Disclosing financial conflicts of interest to potential research subjects does not effect their willingness to participate in research, found a recent Johns Hopkins, Duke, and Wake Forest University study. In fact, the effects of such disclosures upon potential research participants were minimal, except in one group–the participants told that the researchers owned stock in the company doing the research.
These possible research participants, asked about a hypothetical trial in this study, really only cared about one thing–trust. Trust in the institution and the researchers mattered much more to all three groups of study participants than whether any kind of potential conflict was disclosed.

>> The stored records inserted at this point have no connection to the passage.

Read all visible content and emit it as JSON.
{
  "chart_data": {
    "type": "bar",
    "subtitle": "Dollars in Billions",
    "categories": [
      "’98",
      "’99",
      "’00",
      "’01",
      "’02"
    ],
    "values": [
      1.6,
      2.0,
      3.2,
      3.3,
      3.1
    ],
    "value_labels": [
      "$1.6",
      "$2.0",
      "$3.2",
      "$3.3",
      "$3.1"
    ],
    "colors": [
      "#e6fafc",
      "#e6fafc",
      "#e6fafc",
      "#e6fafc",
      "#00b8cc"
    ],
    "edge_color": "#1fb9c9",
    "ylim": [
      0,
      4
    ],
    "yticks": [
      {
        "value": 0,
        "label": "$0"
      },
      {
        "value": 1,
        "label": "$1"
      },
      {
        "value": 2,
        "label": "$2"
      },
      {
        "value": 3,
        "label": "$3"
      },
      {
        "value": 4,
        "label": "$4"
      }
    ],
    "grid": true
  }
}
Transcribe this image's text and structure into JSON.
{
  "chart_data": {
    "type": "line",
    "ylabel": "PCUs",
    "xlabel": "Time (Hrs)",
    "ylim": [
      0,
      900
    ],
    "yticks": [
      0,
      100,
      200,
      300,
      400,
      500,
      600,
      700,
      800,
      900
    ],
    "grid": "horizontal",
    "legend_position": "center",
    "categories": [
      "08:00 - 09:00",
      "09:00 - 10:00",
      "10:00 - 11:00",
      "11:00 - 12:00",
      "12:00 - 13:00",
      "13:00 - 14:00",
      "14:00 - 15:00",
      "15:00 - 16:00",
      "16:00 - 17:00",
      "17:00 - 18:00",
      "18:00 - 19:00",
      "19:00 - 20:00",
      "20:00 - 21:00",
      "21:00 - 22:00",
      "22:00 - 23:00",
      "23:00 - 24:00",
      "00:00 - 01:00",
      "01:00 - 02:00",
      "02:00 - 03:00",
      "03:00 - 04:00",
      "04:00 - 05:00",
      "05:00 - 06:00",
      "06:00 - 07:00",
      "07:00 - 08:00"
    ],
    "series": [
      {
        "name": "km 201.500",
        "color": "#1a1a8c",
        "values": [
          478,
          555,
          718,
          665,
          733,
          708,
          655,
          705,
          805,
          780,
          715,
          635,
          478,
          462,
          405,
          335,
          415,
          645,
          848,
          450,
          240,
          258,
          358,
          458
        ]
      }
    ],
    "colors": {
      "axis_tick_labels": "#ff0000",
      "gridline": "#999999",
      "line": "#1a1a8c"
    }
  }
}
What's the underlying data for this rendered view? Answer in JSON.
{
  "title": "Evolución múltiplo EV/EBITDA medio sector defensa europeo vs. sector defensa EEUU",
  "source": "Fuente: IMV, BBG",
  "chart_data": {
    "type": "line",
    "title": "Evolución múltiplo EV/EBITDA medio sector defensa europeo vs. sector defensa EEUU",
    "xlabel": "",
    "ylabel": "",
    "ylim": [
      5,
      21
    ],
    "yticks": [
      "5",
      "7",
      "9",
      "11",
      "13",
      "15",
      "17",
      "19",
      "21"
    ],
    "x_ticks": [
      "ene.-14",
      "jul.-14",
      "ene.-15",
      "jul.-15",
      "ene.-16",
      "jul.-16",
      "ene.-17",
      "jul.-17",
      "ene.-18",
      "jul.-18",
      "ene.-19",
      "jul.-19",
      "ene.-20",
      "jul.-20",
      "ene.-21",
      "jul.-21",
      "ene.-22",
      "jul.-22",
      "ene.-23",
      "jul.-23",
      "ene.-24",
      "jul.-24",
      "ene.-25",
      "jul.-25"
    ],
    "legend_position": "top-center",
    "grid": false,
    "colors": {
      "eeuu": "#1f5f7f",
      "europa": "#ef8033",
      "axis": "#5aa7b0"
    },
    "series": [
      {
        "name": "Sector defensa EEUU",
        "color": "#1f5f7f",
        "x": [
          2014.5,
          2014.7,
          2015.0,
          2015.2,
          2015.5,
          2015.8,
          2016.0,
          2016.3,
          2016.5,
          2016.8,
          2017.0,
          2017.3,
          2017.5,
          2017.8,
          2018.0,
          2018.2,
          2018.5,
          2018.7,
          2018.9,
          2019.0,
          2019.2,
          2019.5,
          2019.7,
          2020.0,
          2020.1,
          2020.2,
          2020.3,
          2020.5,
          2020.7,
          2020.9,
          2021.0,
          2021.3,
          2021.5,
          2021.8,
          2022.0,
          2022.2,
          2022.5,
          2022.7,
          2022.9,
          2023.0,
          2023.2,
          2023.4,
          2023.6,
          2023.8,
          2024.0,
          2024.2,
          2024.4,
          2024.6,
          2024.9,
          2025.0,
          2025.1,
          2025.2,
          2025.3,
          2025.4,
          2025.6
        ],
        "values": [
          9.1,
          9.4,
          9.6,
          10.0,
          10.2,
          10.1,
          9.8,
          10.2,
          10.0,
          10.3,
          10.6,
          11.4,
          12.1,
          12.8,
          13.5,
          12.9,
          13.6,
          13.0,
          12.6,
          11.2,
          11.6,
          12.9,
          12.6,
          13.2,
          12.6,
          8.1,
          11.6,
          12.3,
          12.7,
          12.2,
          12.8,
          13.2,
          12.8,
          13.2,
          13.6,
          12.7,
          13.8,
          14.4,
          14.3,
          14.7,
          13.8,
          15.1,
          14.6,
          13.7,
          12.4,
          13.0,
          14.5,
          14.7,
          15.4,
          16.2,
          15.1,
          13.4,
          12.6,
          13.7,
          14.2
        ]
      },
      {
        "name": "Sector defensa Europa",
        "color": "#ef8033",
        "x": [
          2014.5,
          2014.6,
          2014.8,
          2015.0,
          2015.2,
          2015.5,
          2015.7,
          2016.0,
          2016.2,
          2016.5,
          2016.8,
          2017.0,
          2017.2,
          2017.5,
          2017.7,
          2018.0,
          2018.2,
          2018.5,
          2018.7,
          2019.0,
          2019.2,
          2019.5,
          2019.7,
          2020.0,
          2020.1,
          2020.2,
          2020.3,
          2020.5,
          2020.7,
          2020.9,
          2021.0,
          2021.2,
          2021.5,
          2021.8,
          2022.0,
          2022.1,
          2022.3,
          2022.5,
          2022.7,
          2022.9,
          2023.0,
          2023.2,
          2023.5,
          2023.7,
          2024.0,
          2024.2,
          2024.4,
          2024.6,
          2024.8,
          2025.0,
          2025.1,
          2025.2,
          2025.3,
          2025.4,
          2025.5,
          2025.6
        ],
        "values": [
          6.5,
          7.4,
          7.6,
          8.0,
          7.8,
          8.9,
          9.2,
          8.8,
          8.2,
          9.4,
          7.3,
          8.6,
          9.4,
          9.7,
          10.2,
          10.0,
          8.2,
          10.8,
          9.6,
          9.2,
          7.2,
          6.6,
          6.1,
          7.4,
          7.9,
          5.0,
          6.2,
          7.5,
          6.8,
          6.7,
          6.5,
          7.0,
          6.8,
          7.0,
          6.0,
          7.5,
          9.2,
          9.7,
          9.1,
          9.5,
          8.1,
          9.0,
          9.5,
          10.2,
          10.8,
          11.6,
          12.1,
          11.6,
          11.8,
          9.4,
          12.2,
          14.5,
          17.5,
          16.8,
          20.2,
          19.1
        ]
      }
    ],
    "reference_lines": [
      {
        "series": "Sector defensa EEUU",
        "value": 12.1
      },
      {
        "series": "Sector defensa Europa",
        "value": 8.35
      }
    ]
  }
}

Amazingly, the group who was told that the researchers were paid on a per capital recruitment basis believed that made the investigators motivated to do good research, not motivated merely to enroll more people in the study.
What this goes to show clearly is that trust trumps all in decisions to participate in research–and this fact means that the responsibility of researchers is even greater to ensure that disclosures are made and that trust is not violated. Non-disclosure of potential financial or other conflicts of interest, even if research participants would still choose to participate otherwise, undermines the entire research enterprise and ultimately will erode all trust in the institution and the investigator.
I agree with Dr. Sugarman’s claim that patients have a “right to know” prior to giving consent to participate in research and such disclosures, even if they make no difference in the ultimate outcome of whether persons participate in research are the duty of all investigators.
But be prepared, investigators, if you own stock–you may get a few more prospective participants declining than you might otherwise.